The new novel coronavirus causes severe damage to the lungs by altering genetic and molecular levels. This was revealed in a new medical study.
The study compared the lungs of seven patients who died from the flu and code 19.
And the results confirmed 2 things that were being hinted at earlier.
The first confirmation was that the corona virus invades the endothelium, a tissue in the arteries, and the second confirmation is that damage to that tissue can lead to blood clots or blood clots.
The researchers said that the blood of COD 19 patients begins to thicken easily, which makes it difficult to use tubes to deliver medicines and fluids.
Similarly, blood clots in Code 19 patients greatly increase the risk of heart attack and stroke.
In fact, when scientists examined the lungs of Code 19 patients under a microscope, they discovered tiny dark microclimates.
Patients who die from the flu also have such clots, but those who contract code 19 are nine times more likely to have them.
In addition to blood vessel infections and small blood clots, the scientists also discovered a third problem in the arteries of Code 19 patients, which shows how serious their disease was.
They discovered that the blockage of arteries by blood clots reduced their volume to less than human hair and that these arteries were important for the exchange of gas in the lungs.

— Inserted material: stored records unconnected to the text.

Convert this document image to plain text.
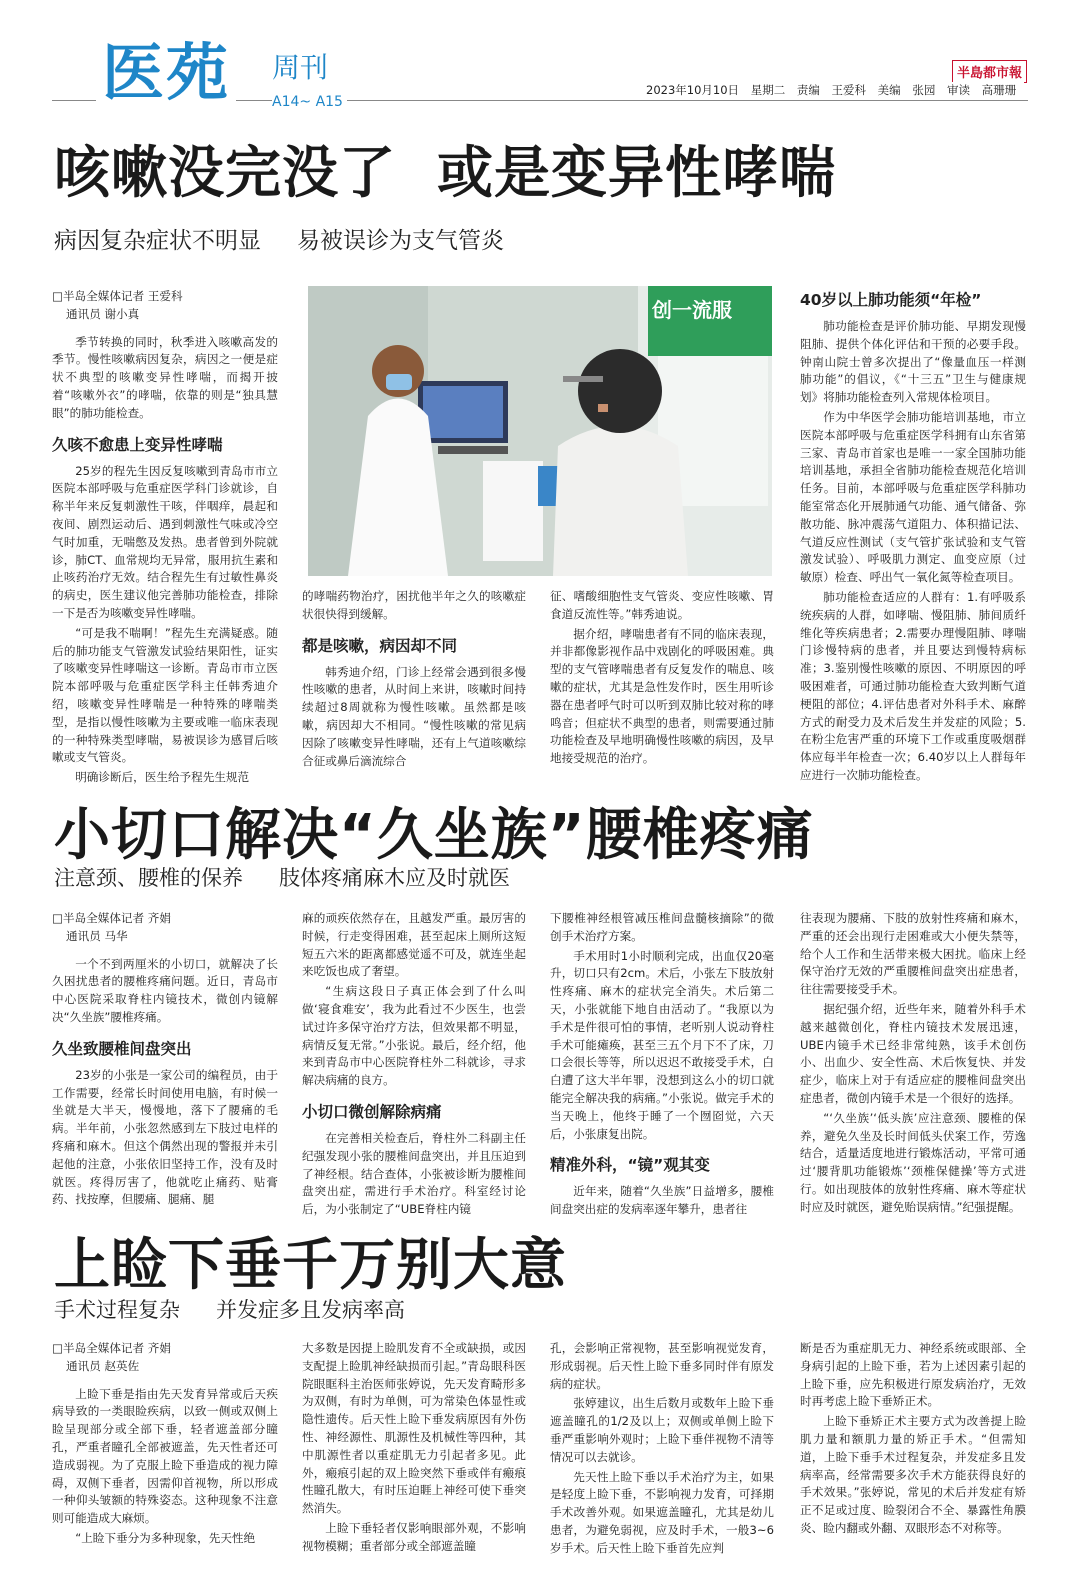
医苑 周刊
A14~ A15
半島都市報
2023年10月10日 星期二 责编 王爱科 美编 张园 审读 高珊珊
咳嗽没完没了  或是变异性哮喘
病因复杂症状不明显 易被误诊为支气管炎
□半岛全媒体记者 王爱科
通讯员 谢小真

季节转换的同时，秋季进入咳嗽高发的季节。慢性咳嗽病因复杂，病因之一便是症状不典型的咳嗽变异性哮喘，而揭开披着“咳嗽外衣”的哮喘，依靠的则是“独具慧眼”的肺功能检查。

久咳不愈患上变异性哮喘

25岁的程先生因反复咳嗽到青岛市市立医院本部呼吸与危重症医学科门诊就诊，自称半年来反复刺激性干咳，伴咽痒，晨起和夜间、剧烈运动后、遇到刺激性气味或冷空气时加重，无喘憋及发热。患者曾到外院就诊，肺CT、血常规均无异常，服用抗生素和止咳药治疗无效。结合程先生有过敏性鼻炎的病史，医生建议他完善肺功能检查，排除一下是否为咳嗽变异性哮喘。

“可是我不喘啊！”程先生充满疑惑。随后的肺功能支气管激发试验结果阳性，证实了咳嗽变异性哮喘这一诊断。青岛市市立医院本部呼吸与危重症医学科主任韩秀迪介绍，咳嗽变异性哮喘是一种特殊的哮喘类型，是指以慢性咳嗽为主要或唯一临床表现的一种特殊类型哮喘，易被误诊为感冒后咳嗽或支气管炎。

明确诊断后，医生给予程先生规范

创一流服

的哮喘药物治疗，困扰他半年之久的咳嗽症状很快得到缓解。

都是咳嗽，病因却不同

韩秀迪介绍，门诊上经常会遇到很多慢性咳嗽的患者，从时间上来讲，咳嗽时间持续超过8周就称为慢性咳嗽。虽然都是咳嗽，病因却大不相同。“慢性咳嗽的常见病因除了咳嗽变异性哮喘，还有上气道咳嗽综合征或鼻后滴流综合

征、嗜酸细胞性支气管炎、变应性咳嗽、胃食道反流性等。”韩秀迪说。

据介绍，哮喘患者有不同的临床表现，并非都像影视作品中戏剧化的呼吸困难。典型的支气管哮喘患者有反复发作的喘息、咳嗽的症状，尤其是急性发作时，医生用听诊器在患者呼气时可以听到双肺比较对称的哮鸣音；但症状不典型的患者，则需要通过肺功能检查及早地明确慢性咳嗽的病因，及早地接受规范的治疗。

40岁以上肺功能须“年检”

肺功能检查是评价肺功能、早期发现慢阻肺、提供个体化评估和干预的必要手段。钟南山院士曾多次提出了“像量血压一样测肺功能”的倡议，《“十三五”卫生与健康规划》将肺功能检查列入常规体检项目。

作为中华医学会肺功能培训基地，市立医院本部呼吸与危重症医学科拥有山东省第三家、青岛市首家也是唯一一家全国肺功能培训基地，承担全省肺功能检查规范化培训任务。目前，本部呼吸与危重症医学科肺功能室常态化开展肺通气功能、通气储备、弥散功能、脉冲震荡气道阻力、体积描记法、气道反应性测试（支气管扩张试验和支气管激发试验）、呼吸肌力测定、血变应原（过敏原）检查、呼出气一氧化氮等检查项目。

肺功能检查适应的人群有：1.有呼吸系统疾病的人群，如哮喘、慢阻肺、肺间质纤维化等疾病患者；2.需要办理慢阻肺、哮喘门诊慢特病的患者，并且要达到慢特病标准；3.鉴别慢性咳嗽的原因、不明原因的呼吸困难者，可通过肺功能检查大致判断气道梗阻的部位；4.评估患者对外科手术、麻醉方式的耐受力及术后发生并发症的风险；5.在粉尘危害严重的环境下工作或重度吸烟群体应每半年检查一次；6.40岁以上人群每年应进行一次肺功能检查。

小切口解决“久坐族”腰椎疼痛
注意颈、腰椎的保养 肢体疼痛麻木应及时就医
□半岛全媒体记者 齐娟
通讯员 马华

一个不到两厘米的小切口，就解决了长久困扰患者的腰椎疼痛问题。近日，青岛市中心医院采取脊柱内镜技术，微创内镜解决“久坐族”腰椎疼痛。

久坐致腰椎间盘突出

23岁的小张是一家公司的编程员，由于工作需要，经常长时间使用电脑，有时候一坐就是大半天，慢慢地，落下了腰痛的毛病。半年前，小张忽然感到左下肢过电样的疼痛和麻木。但这个偶然出现的警报并未引起他的注意，小张依旧坚持工作，没有及时就医。疼得厉害了，他就吃止痛药、贴膏药、找按摩，但腰痛、腿痛、腿

麻的顽疾依然存在，且越发严重。最厉害的时候，行走变得困难，甚至起床上厕所这短短五六米的距离都感觉遥不可及，就连坐起来吃饭也成了奢望。

“生病这段日子真正体会到了什么叫做‘寝食难安’，我为此看过不少医生，也尝试过许多保守治疗方法，但效果都不明显，病情反复无常。”小张说。最后，经介绍，他来到青岛市中心医院脊柱外二科就诊，寻求解决病痛的良方。

小切口微创解除病痛

在完善相关检查后，脊柱外二科副主任纪强发现小张的腰椎间盘突出，并且压迫到了神经根。结合查体，小张被诊断为腰椎间盘突出症，需进行手术治疗。科室经讨论后，为小张制定了“UBE脊柱内镜

下腰椎神经根管减压椎间盘髓核摘除”的微创手术治疗方案。

手术用时1小时顺利完成，出血仅20毫升，切口只有2cm。术后，小张左下肢放射性疼痛、麻木的症状完全消失。术后第二天，小张就能下地自由活动了。“我原以为手术是件很可怕的事情，老听别人说动脊柱手术可能瘫痪，甚至三五个月下不了床，刀口会很长等等，所以迟迟不敢接受手术，白白遭了这大半年罪，没想到这么小的切口就能完全解决我的病痛。”小张说。做完手术的当天晚上，他终于睡了一个囫囵觉，六天后，小张康复出院。

精准外科，“镜”观其变

近年来，随着“久坐族”日益增多，腰椎间盘突出症的发病率逐年攀升，患者往

往表现为腰痛、下肢的放射性疼痛和麻木，严重的还会出现行走困难或大小便失禁等，给个人工作和生活带来极大困扰。临床上经保守治疗无效的严重腰椎间盘突出症患者，往往需要接受手术。

据纪强介绍，近些年来，随着外科手术越来越微创化，脊柱内镜技术发展迅速，UBE内镜手术已经非常纯熟，该手术创伤小、出血少、安全性高、术后恢复快、并发症少，临床上对于有适应症的腰椎间盘突出症患者，微创内镜手术是一个很好的选择。

“‘久坐族’‘低头族’应注意颈、腰椎的保养，避免久坐及长时间低头伏案工作，劳逸结合，适量适度地进行锻炼活动，平常可通过‘腰背肌功能锻炼’‘颈椎保健操’等方式进行。如出现肢体的放射性疼痛、麻木等症状时应及时就医，避免贻误病情。”纪强提醒。

上睑下垂千万别大意
手术过程复杂 并发症多且发病率高
□半岛全媒体记者 齐娟
通讯员 赵英佐

上睑下垂是指由先天发育异常或后天疾病导致的一类眼睑疾病，以致一侧或双侧上睑呈现部分或全部下垂，轻者遮盖部分瞳孔，严重者瞳孔全部被遮盖，先天性者还可造成弱视。为了克服上睑下垂造成的视力障碍，双侧下垂者，因需仰首视物，所以形成一种仰头皱额的特殊姿态。这种现象不注意则可能造成大麻烦。

“上睑下垂分为多种现象，先天性绝

大多数是因提上睑肌发育不全或缺损，或因支配提上睑肌神经缺损而引起。”青岛眼科医院眼眶科主治医师张婷说，先天发育畸形多为双侧，有时为单侧，可为常染色体显性或隐性遗传。后天性上睑下垂发病原因有外伤性、神经源性、肌源性及机械性等四种，其中肌源性者以重症肌无力引起者多见。此外，瘢痕引起的双上睑突然下垂或伴有瘢痕性瞳孔散大，有时压迫睚上神经可使下垂突然消失。

上睑下垂轻者仅影响眼部外观，不影响视物模糊；重者部分或全部遮盖瞳

孔，会影响正常视物，甚至影响视觉发育，形成弱视。后天性上睑下垂多同时伴有原发病的症状。

张婷建议，出生后数月或数年上睑下垂遮盖瞳孔的1/2及以上；双侧或单侧上睑下垂严重影响外观时；上睑下垂伴视物不清等情况可以去就诊。

先天性上睑下垂以手术治疗为主，如果是轻度上睑下垂，不影响视力发育，可择期手术改善外观。如果遮盖瞳孔，尤其是幼儿患者，为避免弱视，应及时手术，一般3~6岁手术。后天性上睑下垂首先应判

断是否为重症肌无力、神经系统或眼部、全身病引起的上睑下垂，若为上述因素引起的上睑下垂，应先积极进行原发病治疗，无效时再考虑上睑下垂矫正术。

上睑下垂矫正术主要方式为改善提上睑肌力量和额肌力量的矫正手术。“但需知道，上睑下垂手术过程复杂，并发症多且发病率高，经常需要多次手术方能获得良好的手术效果。”张婷说，常见的术后并发症有矫正不足或过度、睑裂闭合不全、暴露性角膜炎、睑内翻或外翻、双眼形态不对称等。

When blood clots from the lungs are longing for a blood supply, these tiny arteries divide in the middle for survival so that blood can reach the affected areas.
The researchers said that this is the body’s emergency method used to transfuse blood.
The study found that such distribution in blood vessels was twice as high as in flu patients.
Researchers believe that this increases the risk of circulatory problems and may cause harm rather than help.
Steven Mentzer, a researcher at Bergham and Women’s Hospital in the United States, said the findings help explain why some patients’ lungs are so damaged after the initial symptoms.
He said the virus appears to cause more damage to the blood vessels in the lungs than to the airways and walls.
“We have never seen this in other viruses, although I am not a virologist,” he added.
Other scientists say the findings could help further research.
Scientists involved in the study also said the findings would open the door to further research into the blood vessels in COD 19 patients and pave the way for new ways to protect patients with blood clotting problems. I can help
Now that the researchers plan to investigate damage to other organs and parts of the body, they also hope it will help them understand other symptoms, such as code tweezers and others.